For uncountable years, it has hosted sons of legions of notables from all over the region: Iran, Egypt, Cyprus, Syria and Turkey. Christians, Muslims, and Jews, sons of political foes, all grew side by side, became friends, shared the same values, thanks to an education that gave proper respect to ethical and moral values, while respecting personal differences. The teachings have had a lasting effect on the political developments in the region. Several public figures had studied in Collège Saint Joseph of Aintoura, namely three former Lebanese Presidents, Suleiman Frangieh, Rene Mouawad, and Elias Sarkis, May Ziadeh, Kamal Jumblatt, Ghassan Tueni, Maurice Gemayel, and many others...
Aintoura, as a village, has, therefore, a proper higher learning institution, not a simple village school.
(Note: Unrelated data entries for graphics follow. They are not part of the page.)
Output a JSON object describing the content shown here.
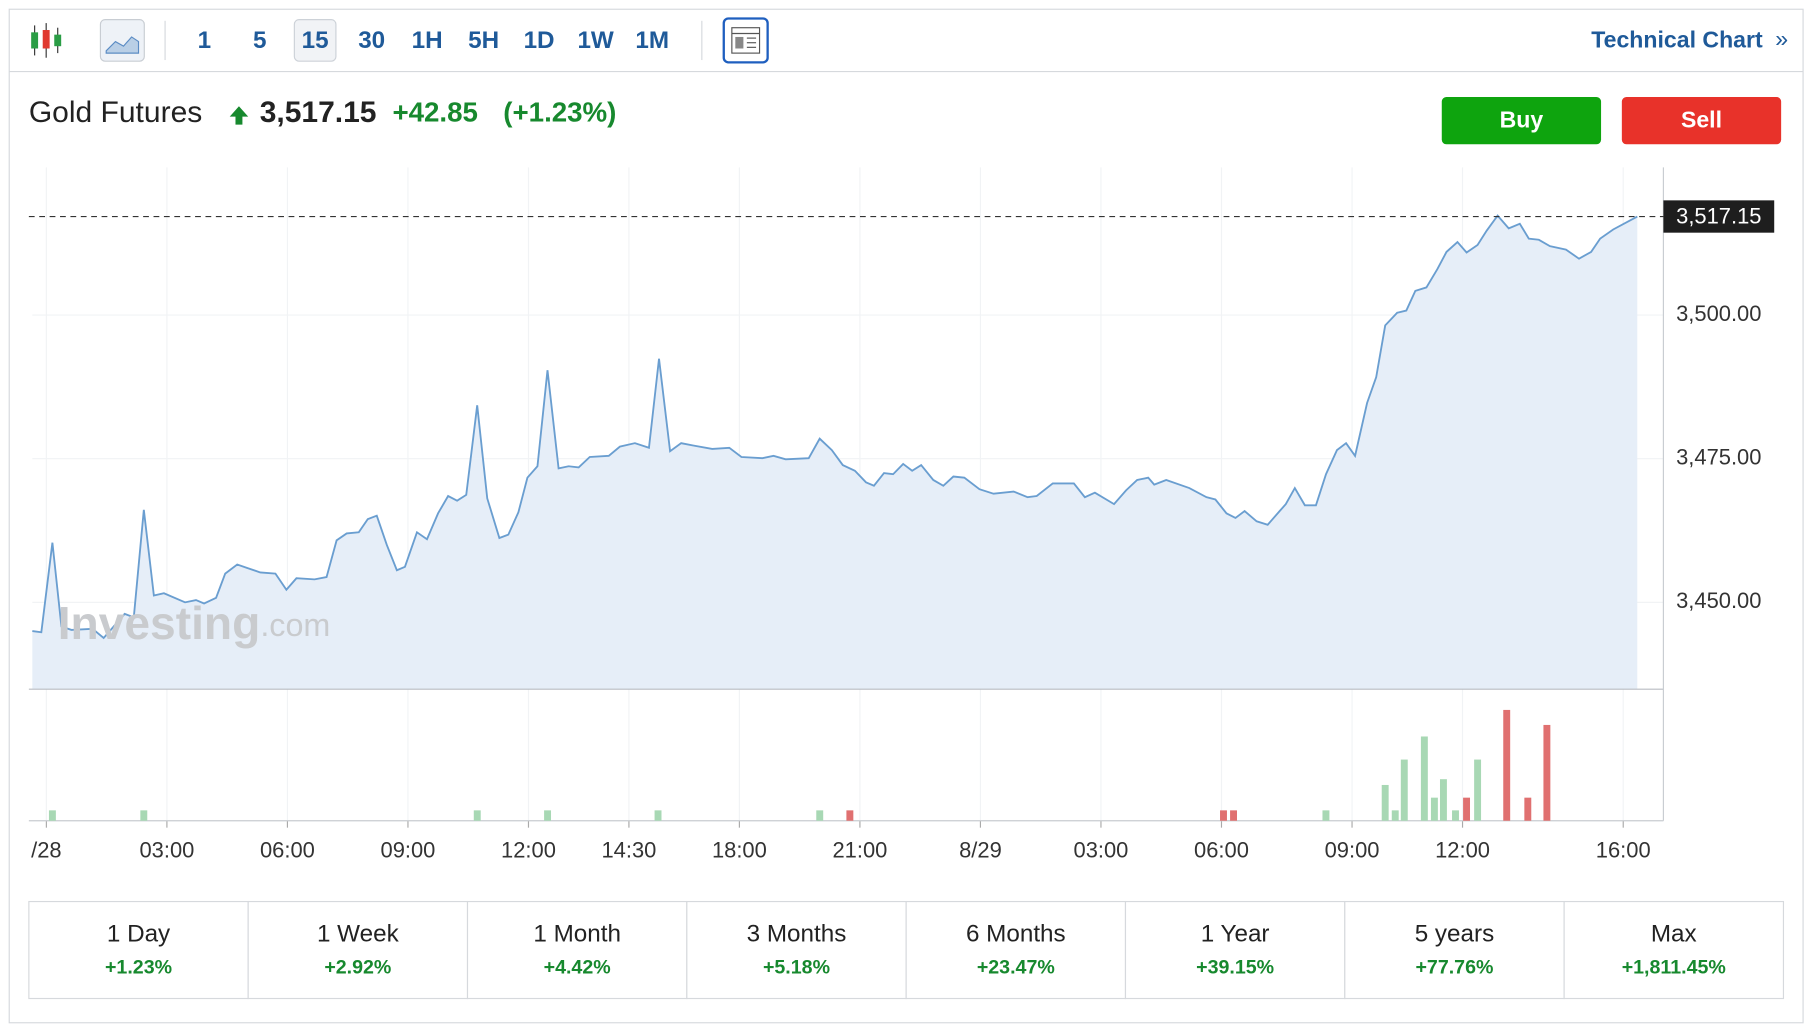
{
  "toolbar": {
    "intervals": [
      "1",
      "5",
      "15",
      "30",
      "1H",
      "5H",
      "1D",
      "1W",
      "1M"
    ],
    "active_interval": 2,
    "link": "Technical Chart",
    "link_arrow": "»"
  },
  "header": {
    "name": "Gold Futures",
    "price": "3,517.15",
    "change": "+42.85",
    "change_pct": "(+1.23%)"
  },
  "actions": [
    "Buy",
    "Sell"
  ],
  "chart_data": {
    "type": "line",
    "color": "#6a9ed0",
    "fill": "#e6eef8",
    "watermark": {
      "brand": "Investing",
      "suffix": ".com"
    },
    "x": [
      -1.4,
      -0.5,
      0.6,
      1.5,
      2.5,
      4.6,
      5.7,
      7.8,
      8.7,
      9.7,
      10.7,
      11.7,
      13.8,
      14.9,
      15.7,
      16.9,
      17.8,
      19.0,
      20.0,
      21.3,
      22.8,
      23.9,
      24.9,
      26.7,
      27.9,
      28.9,
      29.9,
      31.1,
      32.0,
      32.9,
      33.9,
      34.9,
      35.7,
      36.9,
      37.9,
      39.0,
      40.0,
      40.9,
      41.8,
      42.9,
      43.9,
      45.1,
      46.0,
      47.0,
      47.9,
      48.9,
      49.9,
      51.0,
      52.0,
      53.0,
      54.1,
      56.0,
      57.1,
      58.6,
      60.0,
      61.0,
      62.1,
      63.2,
      64.4,
      66.3,
      68.0,
      69.2,
      71.3,
      72.4,
      73.6,
      75.9,
      77.0,
      78.2,
      79.3,
      80.5,
      81.6,
      82.4,
      83.4,
      84.3,
      85.3,
      86.2,
      87.1,
      88.3,
      89.3,
      90.3,
      91.4,
      92.9,
      94.3,
      96.3,
      97.7,
      98.6,
      100.2,
      102.3,
      103.4,
      104.4,
      106.3,
      107.5,
      108.6,
      109.7,
      110.3,
      111.5,
      113.8,
      115.5,
      116.4,
      117.5,
      118.4,
      119.3,
      120.5,
      121.6,
      122.8,
      123.4,
      124.3,
      125.3,
      126.4,
      127.4,
      128.5,
      129.4,
      130.3,
      131.5,
      132.4,
      133.3,
      134.5,
      135.4,
      136.3,
      137.4,
      138.5,
      139.4,
      140.5,
      141.4,
      142.5,
      143.4,
      144.5,
      145.6,
      146.7,
      147.6,
      148.6,
      149.7,
      151.3,
      152.6,
      153.8,
      154.7,
      156.0,
      157.5,
      158.4
    ],
    "values": [
      3445.0,
      3444.8,
      3460.4,
      3445.8,
      3445.2,
      3445.4,
      3443.8,
      3448.0,
      3447.4,
      3466.1,
      3451.2,
      3451.6,
      3450.0,
      3450.4,
      3449.8,
      3450.8,
      3455.0,
      3456.6,
      3456.0,
      3455.2,
      3455.0,
      3452.2,
      3454.2,
      3454.0,
      3454.4,
      3460.8,
      3462.0,
      3462.2,
      3464.5,
      3465.1,
      3460.0,
      3455.6,
      3456.2,
      3462.2,
      3461.0,
      3465.5,
      3468.5,
      3467.7,
      3468.7,
      3484.3,
      3468.1,
      3461.2,
      3461.8,
      3465.7,
      3471.7,
      3473.7,
      3490.4,
      3473.3,
      3473.7,
      3473.5,
      3475.3,
      3475.5,
      3477.1,
      3477.7,
      3476.9,
      3492.4,
      3476.3,
      3477.7,
      3477.3,
      3476.7,
      3476.9,
      3475.3,
      3475.1,
      3475.5,
      3474.9,
      3475.1,
      3478.5,
      3476.5,
      3473.9,
      3472.9,
      3470.9,
      3470.3,
      3472.5,
      3472.3,
      3474.1,
      3472.9,
      3473.9,
      3471.3,
      3470.3,
      3471.9,
      3471.7,
      3469.7,
      3468.9,
      3469.3,
      3468.3,
      3468.5,
      3470.7,
      3470.7,
      3468.3,
      3469.1,
      3467.1,
      3469.5,
      3471.3,
      3471.7,
      3470.5,
      3471.3,
      3469.9,
      3468.3,
      3467.9,
      3465.5,
      3464.7,
      3465.9,
      3464.1,
      3463.5,
      3465.9,
      3467.1,
      3469.9,
      3466.9,
      3466.9,
      3472.3,
      3476.5,
      3477.7,
      3475.5,
      3484.7,
      3489.2,
      3498.2,
      3500.4,
      3500.8,
      3504.2,
      3504.8,
      3508.0,
      3511.0,
      3512.7,
      3510.9,
      3512.2,
      3514.7,
      3517.3,
      3515.1,
      3515.9,
      3513.3,
      3513.1,
      3512.0,
      3511.4,
      3509.8,
      3511.0,
      3513.3,
      3514.9,
      3516.3,
      3517.15
    ],
    "xlim": [
      -1.4,
      161
    ],
    "ylim": [
      3434.9,
      3525.7
    ],
    "yticks": [
      {
        "value": 3450,
        "label": "3,450.00"
      },
      {
        "value": 3475,
        "label": "3,475.00"
      },
      {
        "value": 3500,
        "label": "3,500.00"
      }
    ],
    "xticks": [
      {
        "value": 0,
        "label": "/28"
      },
      {
        "value": 12,
        "label": "03:00"
      },
      {
        "value": 24,
        "label": "06:00"
      },
      {
        "value": 36,
        "label": "09:00"
      },
      {
        "value": 48,
        "label": "12:00"
      },
      {
        "value": 58,
        "label": "14:30"
      },
      {
        "value": 69,
        "label": "18:00"
      },
      {
        "value": 81,
        "label": "21:00"
      },
      {
        "value": 93,
        "label": "8/29"
      },
      {
        "value": 105,
        "label": "03:00"
      },
      {
        "value": 117,
        "label": "06:00"
      },
      {
        "value": 130,
        "label": "09:00"
      },
      {
        "value": 141,
        "label": "12:00"
      },
      {
        "value": 157,
        "label": "16:00"
      }
    ],
    "grid": true,
    "reference_line": {
      "value": 3517.15,
      "label": "3,517.15"
    },
    "volume": {
      "ylim": [
        0,
        111
      ],
      "x": [
        0.6,
        9.7,
        42.9,
        49.9,
        60.9,
        77.0,
        80.0,
        117.2,
        118.2,
        127.4,
        133.3,
        134.3,
        135.2,
        137.2,
        138.2,
        139.1,
        140.3,
        141.4,
        142.5,
        145.4,
        147.5,
        149.4
      ],
      "values": [
        9,
        9,
        9,
        9,
        9,
        9,
        9,
        9,
        9,
        9,
        31,
        9,
        53,
        73,
        20,
        36,
        9,
        20,
        53,
        96,
        20,
        83
      ],
      "colors": [
        "#a8d8b4",
        "#a8d8b4",
        "#a8d8b4",
        "#a8d8b4",
        "#a8d8b4",
        "#a8d8b4",
        "#e07070",
        "#e07070",
        "#e07070",
        "#a8d8b4",
        "#a8d8b4",
        "#a8d8b4",
        "#a8d8b4",
        "#a8d8b4",
        "#a8d8b4",
        "#a8d8b4",
        "#a8d8b4",
        "#e07070",
        "#a8d8b4",
        "#e07070",
        "#e07070",
        "#e07070"
      ]
    }
  },
  "periods": [
    {
      "label": "1 Day",
      "change": "+1.23%"
    },
    {
      "label": "1 Week",
      "change": "+2.92%"
    },
    {
      "label": "1 Month",
      "change": "+4.42%"
    },
    {
      "label": "3 Months",
      "change": "+5.18%"
    },
    {
      "label": "6 Months",
      "change": "+23.47%"
    },
    {
      "label": "1 Year",
      "change": "+39.15%"
    },
    {
      "label": "5 years",
      "change": "+77.76%"
    },
    {
      "label": "Max",
      "change": "+1,811.45%"
    }
  ]
}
This institution has been rearing, every year, around 3800 students from several neighboring areas.

The Lebanese Canadian University, LCU, founded in 2000, has been graduating around 1500 students every year with degrees in business, Sciences, Arts, and Humanities in partnership with internationally renowned universities such as l'Université Montesquieu Bordeaux IV, Grenoble École de Management, IPAC France & Switzerland, Université du Quebec in Montreal, and Université de Sherbrooke in Canada.